19/05/2025
Bilan de mon voyage en France
C’est plus de 12 heures de vol aller/retour, 170 kilomètres de marche que j’ai fait en 13 jours sur le sol français. De balades en métro, train de banlieue, TGV et même en vélo. Dimanche, j’ai quitte la France, le cœur et la tête pleins de souvenirs j’ai passer par plein d’émotion souvent heureuse et quelque fois triste, ou plus tôt nostalgique — et de quelques petites déceptions aussi, rien ne peut-être parfait.
Mais je le sais : Paris j’y reviendrai.
La prochaine fois, je ne serai pas seul. Je reviendrai accompagné, le tête rempli de souvenir et pleine d’amour cette fois.
J’ai gravi la Tour Eiffel, marché sur l’avenue des Champs-Élysées, et un saxophoniste a même joué à ma demande “Aux Champs-Élysées”. Peut-être qu’une larme s’est échappée à ce moment-là… mais pour le savoir, il fallait être là avec moi.
J’ai découvert des coins de Paris magnifiques et typiques, j’ai vue la richesse comme la pauvreté. Prendre un lunch sur les Champs de Mars, aux pieds de la Tour Eiffel, c’est quelque chose qui restera en mémoire longtemps.
J’ai fait la fête avec des jeunes dans la vingtaine, à tel point que la serveuse de la terrasse nous a demandé de faire moins de bruit… ou de partir car elle appeler les policiers. Alors on a fait ce que toute bonne personnes ferait : on a continué… jusqu’au troisième avertissement comme quand nos parents nous avertissais.
Je suis ensuite parti pour Nantes, j’ai rencontré un ami de mon frère, Alain Dussar, et son épouse, qui m’ont consacré trois journées entières pour me faire découvrir leur coin de pays. J’ai visité un chantier naval gigantesque — celui où a été construit le Queen Mary II —, un lieu aussi impressionnant, gigantesque que fascinant. J’ai vue l’ingéniosité des gens et le pouvoir de suivre ces rêves en visitant l’île des machines, une endroit où adultes comme enfants peuvent rêvé. J’ai même fait un tour d’éléphant hydraulique/mécanique gigantesque. C’était formidable je me suis senti comme un enfant de 5 ans tellement c’était impressionnant.
Le château de Nantes, immense, rien à voir avec notre château Frontenac. Un château bâti pour ce défendre. Et que dire du parc floral, avec des arbres, animaux et plantes venus du monde entier… un véritable voyage dans le voyage.

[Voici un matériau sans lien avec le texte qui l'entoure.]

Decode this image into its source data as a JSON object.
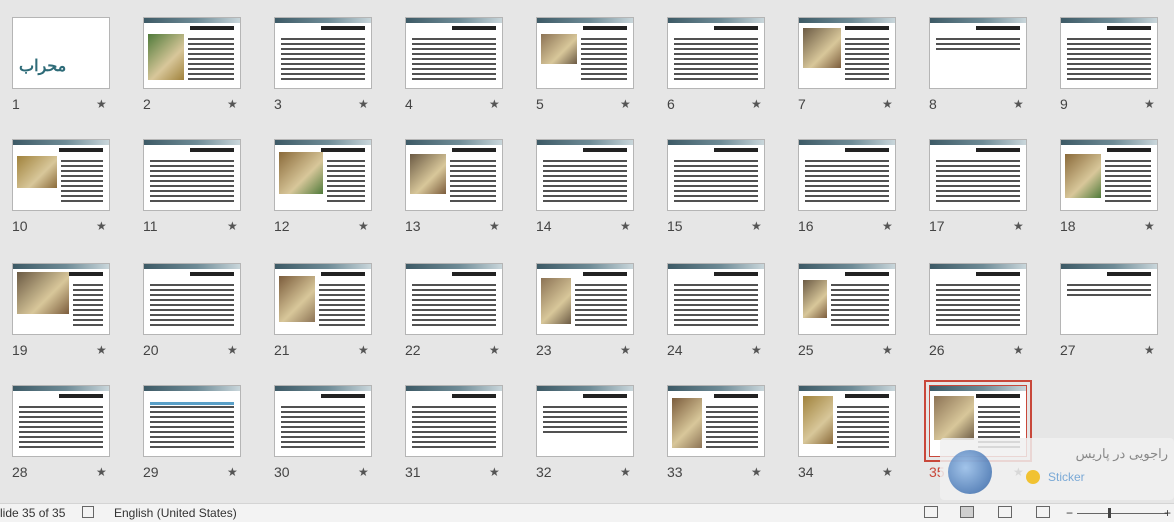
{
  "slides": [
    {
      "number": "1",
      "title_text": "محراب"
    },
    {
      "number": "2"
    },
    {
      "number": "3"
    },
    {
      "number": "4"
    },
    {
      "number": "5"
    },
    {
      "number": "6"
    },
    {
      "number": "7"
    },
    {
      "number": "8"
    },
    {
      "number": "9"
    },
    {
      "number": "10"
    },
    {
      "number": "11"
    },
    {
      "number": "12"
    },
    {
      "number": "13"
    },
    {
      "number": "14"
    },
    {
      "number": "15"
    },
    {
      "number": "16"
    },
    {
      "number": "17"
    },
    {
      "number": "18"
    },
    {
      "number": "19"
    },
    {
      "number": "20"
    },
    {
      "number": "21"
    },
    {
      "number": "22"
    },
    {
      "number": "23"
    },
    {
      "number": "24"
    },
    {
      "number": "25"
    },
    {
      "number": "26"
    },
    {
      "number": "27"
    },
    {
      "number": "28"
    },
    {
      "number": "29"
    },
    {
      "number": "30"
    },
    {
      "number": "31"
    },
    {
      "number": "32"
    },
    {
      "number": "33"
    },
    {
      "number": "34"
    },
    {
      "number": "35"
    }
  ],
  "selected_slide": "35",
  "star_glyph": "★",
  "statusbar": {
    "slide_info": "lide 35 of 35",
    "language": "English (United States)",
    "notes_icon": "notes-icon",
    "views": [
      "normal-view-icon",
      "slide-sorter-icon",
      "reading-view-icon",
      "slideshow-icon"
    ],
    "zoom_minus": "−",
    "zoom_plus": "+"
  },
  "sticker": {
    "text": "راجویی در پاریس",
    "sub": "Sticker"
  },
  "colors": {
    "selection": "#c8473a",
    "background": "#e6e6e6",
    "band": "#3d5a66"
  }
}
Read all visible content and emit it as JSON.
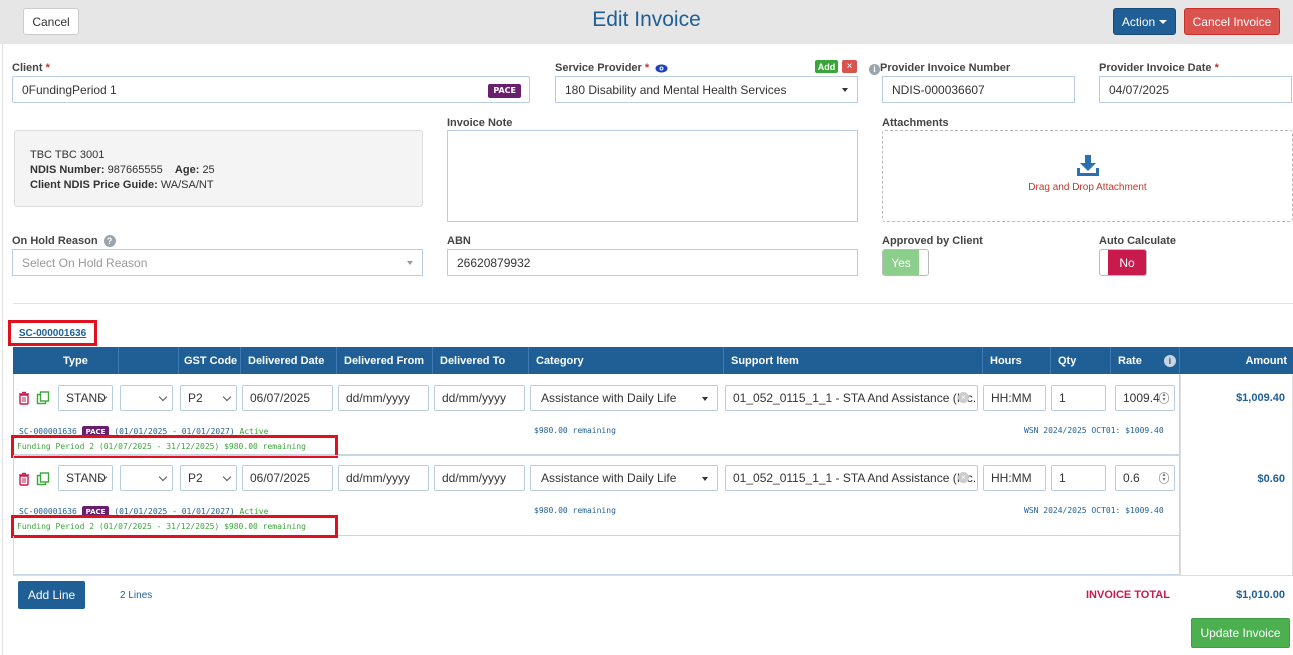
{
  "header": {
    "title": "Edit Invoice",
    "cancel_label": "Cancel",
    "action_label": "Action",
    "cancel_invoice_label": "Cancel Invoice"
  },
  "form": {
    "client_label": "Client",
    "client_value": "0FundingPeriod 1",
    "client_badge": "PACE",
    "service_provider_label": "Service Provider",
    "service_provider_add": "Add",
    "service_provider_remove": "×",
    "service_provider_value": "180 Disability and Mental Health Services",
    "provider_invoice_number_label": "Provider Invoice Number",
    "provider_invoice_number_value": "NDIS-000036607",
    "provider_invoice_date_label": "Provider Invoice Date",
    "provider_invoice_date_value": "04/07/2025",
    "client_info": {
      "name": "TBC TBC 3001",
      "ndis_label": "NDIS Number:",
      "ndis_value": "987665555",
      "age_label": "Age:",
      "age_value": "25",
      "price_guide_label": "Client NDIS Price Guide:",
      "price_guide_value": "WA/SA/NT"
    },
    "invoice_note_label": "Invoice Note",
    "invoice_note_value": "",
    "attachments_label": "Attachments",
    "attachments_dropzone_text": "Drag and Drop Attachment",
    "on_hold_reason_label": "On Hold Reason",
    "on_hold_reason_placeholder": "Select On Hold Reason",
    "abn_label": "ABN",
    "abn_value": "26620879932",
    "approved_by_client_label": "Approved by Client",
    "approved_by_client_value": "Yes",
    "auto_calculate_label": "Auto Calculate",
    "auto_calculate_value": "No"
  },
  "service_contract": "SC-000001636",
  "table": {
    "columns": [
      "Type",
      "GST Code",
      "Delivered Date",
      "Delivered From",
      "Delivered To",
      "Category",
      "Support Item",
      "Hours",
      "Qty",
      "Rate",
      "Amount"
    ],
    "rows": [
      {
        "type": "STAND",
        "blank_select": "",
        "gst_code": "P2",
        "delivered_date": "06/07/2025",
        "delivered_from_placeholder": "dd/mm/yyyy",
        "delivered_to_placeholder": "dd/mm/yyyy",
        "category": "Assistance with Daily Life",
        "support_item": "01_052_0115_1_1 - STA And Assistance (Inc.",
        "hours_placeholder": "HH:MM",
        "qty": "1",
        "rate": "1009.4",
        "amount": "$1,009.40",
        "contract_ref": "SC-000001636",
        "contract_badge": "PACE",
        "contract_period": "(01/01/2025 - 01/01/2027)",
        "contract_status": "Active",
        "funding_period": "Funding Period 2 (01/07/2025 - 31/12/2025) $980.00 remaining",
        "category_remaining": "$980.00 remaining",
        "price_ref": "WSN 2024/2025 OCT01: $1009.40"
      },
      {
        "type": "STAND",
        "blank_select": "",
        "gst_code": "P2",
        "delivered_date": "06/07/2025",
        "delivered_from_placeholder": "dd/mm/yyyy",
        "delivered_to_placeholder": "dd/mm/yyyy",
        "category": "Assistance with Daily Life",
        "support_item": "01_052_0115_1_1 - STA And Assistance (Inc.",
        "hours_placeholder": "HH:MM",
        "qty": "1",
        "rate": "0.6",
        "amount": "$0.60",
        "contract_ref": "SC-000001636",
        "contract_badge": "PACE",
        "contract_period": "(01/01/2025 - 01/01/2027)",
        "contract_status": "Active",
        "funding_period": "Funding Period 2 (01/07/2025 - 31/12/2025) $980.00 remaining",
        "category_remaining": "$980.00 remaining",
        "price_ref": "WSN 2024/2025 OCT01: $1009.40"
      }
    ]
  },
  "footer": {
    "add_line_label": "Add Line",
    "lines_count": "2",
    "lines_label": "Lines",
    "invoice_total_label": "INVOICE TOTAL",
    "invoice_total_value": "$1,010.00",
    "update_invoice_label": "Update Invoice"
  },
  "colors": {
    "primary": "#1f5f96",
    "danger": "#d9534f",
    "success": "#4cb050",
    "highlight_box": "#e0101e",
    "pace_badge": "#6a1f6e"
  },
  "icons": [
    "eye-icon",
    "info-icon",
    "download-icon",
    "question-icon",
    "trash-icon",
    "copy-icon",
    "clear-icon",
    "spinner-icon",
    "chevron-down-icon"
  ]
}
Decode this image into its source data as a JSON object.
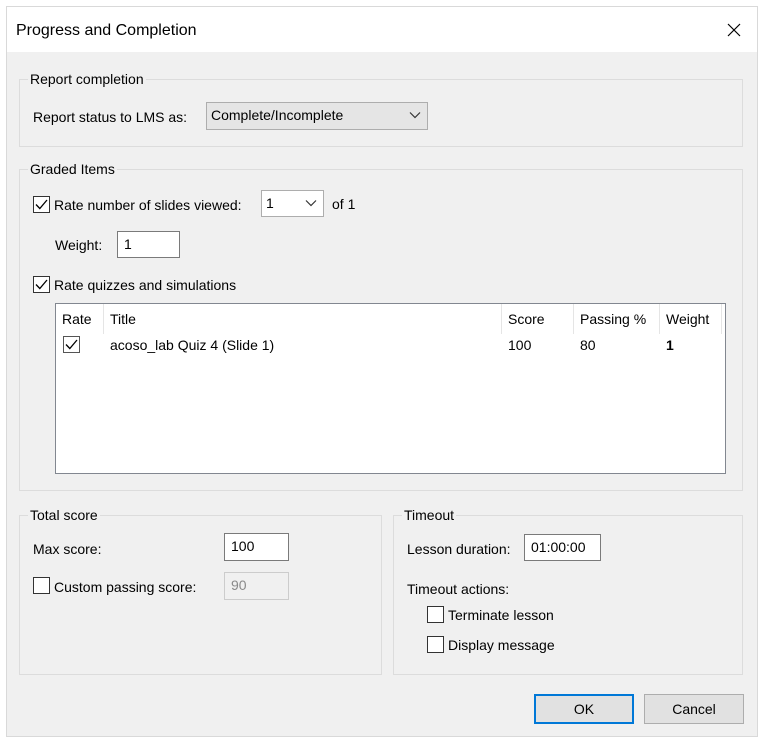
{
  "window": {
    "title": "Progress and Completion"
  },
  "report_completion": {
    "legend": "Report completion",
    "label": "Report status to LMS as:",
    "selected": "Complete/Incomplete"
  },
  "graded_items": {
    "legend": "Graded Items",
    "rate_slides": {
      "label": "Rate number of slides viewed:",
      "checked": true,
      "selected": "1",
      "suffix": "of 1"
    },
    "weight": {
      "label": "Weight:",
      "value": "1"
    },
    "rate_quizzes": {
      "label": "Rate quizzes and simulations",
      "checked": true
    },
    "table": {
      "columns": [
        "Rate",
        "Title",
        "Score",
        "Passing %",
        "Weight"
      ],
      "rows": [
        {
          "rate": true,
          "title": "acoso_lab Quiz 4 (Slide 1)",
          "score": "100",
          "passing": "80",
          "weight": "1"
        }
      ]
    }
  },
  "total_score": {
    "legend": "Total score",
    "max_label": "Max score:",
    "max_value": "100",
    "custom_label": "Custom passing score:",
    "custom_checked": false,
    "custom_value": "90"
  },
  "timeout": {
    "legend": "Timeout",
    "duration_label": "Lesson duration:",
    "duration_value": "01:00:00",
    "actions_label": "Timeout actions:",
    "terminate_label": "Terminate lesson",
    "terminate_checked": false,
    "display_label": "Display message",
    "display_checked": false
  },
  "buttons": {
    "ok": "OK",
    "cancel": "Cancel"
  },
  "colors": {
    "dialog_bg": "#f0f0f0",
    "focus_border": "#0078d7"
  }
}
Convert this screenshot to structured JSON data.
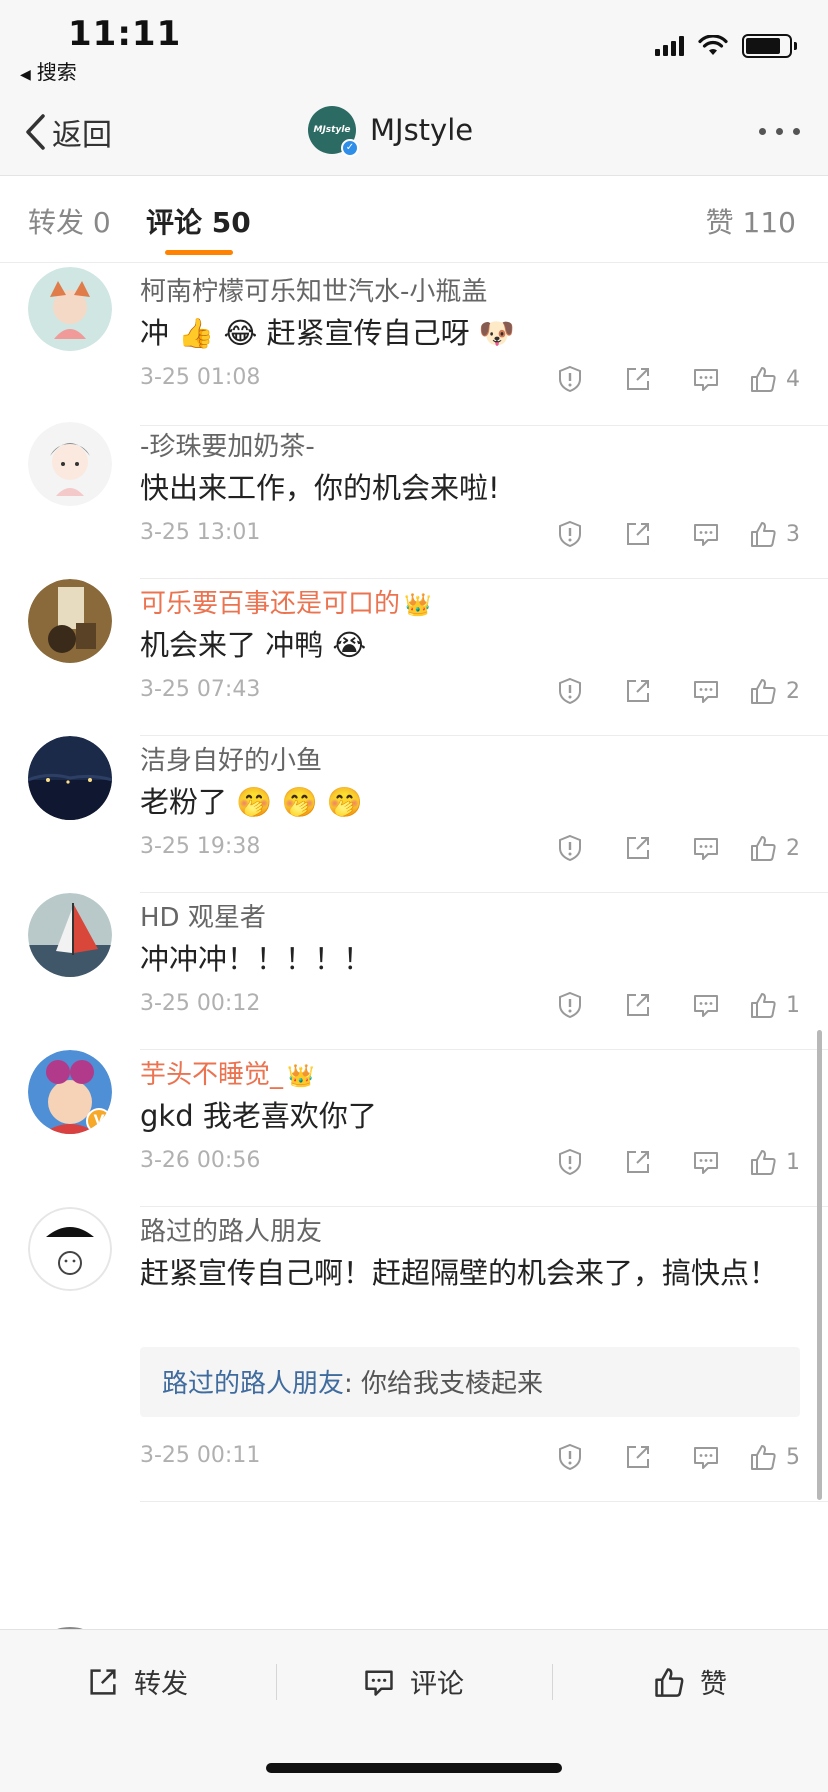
{
  "status_bar": {
    "time": "11:11",
    "back_app": "搜索",
    "battery_level": 0.8
  },
  "nav": {
    "back_label": "返回",
    "brand_avatar_text": "MJstyle",
    "title": "MJstyle"
  },
  "tabs": {
    "repost": "转发 0",
    "comment": "评论 50",
    "like": "赞 110"
  },
  "comments": [
    {
      "name": "柯南柠檬可乐知世汽水-小瓶盖",
      "text": "冲 👍 😂 赶紧宣传自己呀 🐶",
      "time": "3-25 01:08",
      "likes": "4",
      "vip": false
    },
    {
      "name": "-珍珠要加奶茶-",
      "text": "快出来工作，你的机会来啦!",
      "time": "3-25 13:01",
      "likes": "3",
      "vip": false
    },
    {
      "name": "可乐要百事还是可口的",
      "badge": "👑",
      "text": "机会来了 冲鸭 😭",
      "time": "3-25 07:43",
      "likes": "2",
      "vip": true
    },
    {
      "name": "洁身自好的小鱼",
      "text": "老粉了 🤭 🤭 🤭",
      "time": "3-25 19:38",
      "likes": "2",
      "vip": false
    },
    {
      "name": "HD 观星者",
      "text": "冲冲冲！！！！！",
      "time": "3-25 00:12",
      "likes": "1",
      "vip": false
    },
    {
      "name": "芋头不睡觉_",
      "badge": "👑",
      "text": "gkd 我老喜欢你了",
      "time": "3-26 00:56",
      "likes": "1",
      "vip": true
    },
    {
      "name": "路过的路人朋友",
      "text": "赶紧宣传自己啊！赶超隔壁的机会来了，搞快点！",
      "time": "3-25 00:11",
      "likes": "5",
      "vip": false,
      "reply": {
        "name": "路过的路人朋友",
        "text": ": 你给我支棱起来"
      }
    }
  ],
  "bottom_bar": {
    "repost": "转发",
    "comment": "评论",
    "like": "赞"
  },
  "colors": {
    "accent": "#ff8200",
    "vip_name": "#eb7350",
    "reply_name": "#3f6b9e",
    "verified_blue": "#2f8ee8",
    "verified_gold": "#f7a829"
  },
  "icons": [
    "report-icon",
    "share-icon",
    "reply-icon",
    "like-icon"
  ]
}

Les soirées se terminaient t**d, un verre à la main, dans la douceur de la nuit, un simple chandail sur le dos. Puis, sans l’avoir prévu, direction le sud de la France. Mon hébergement annulé à Paris m’a ouvert les portes d’un autre monde. Les plages méditerranéennes, même froides, m’ont invité à plonger. Et j’ai plongé.
J’ai franchi des limites que je ne pensais pas pouvoir dépasser, tout au long de mon voyage. Me retrouver seul avec moi même. J’ai vu la beauté d’un monde que je ne connaissais que par le biais de la télévision. Et je me suis aussi vu, autrement.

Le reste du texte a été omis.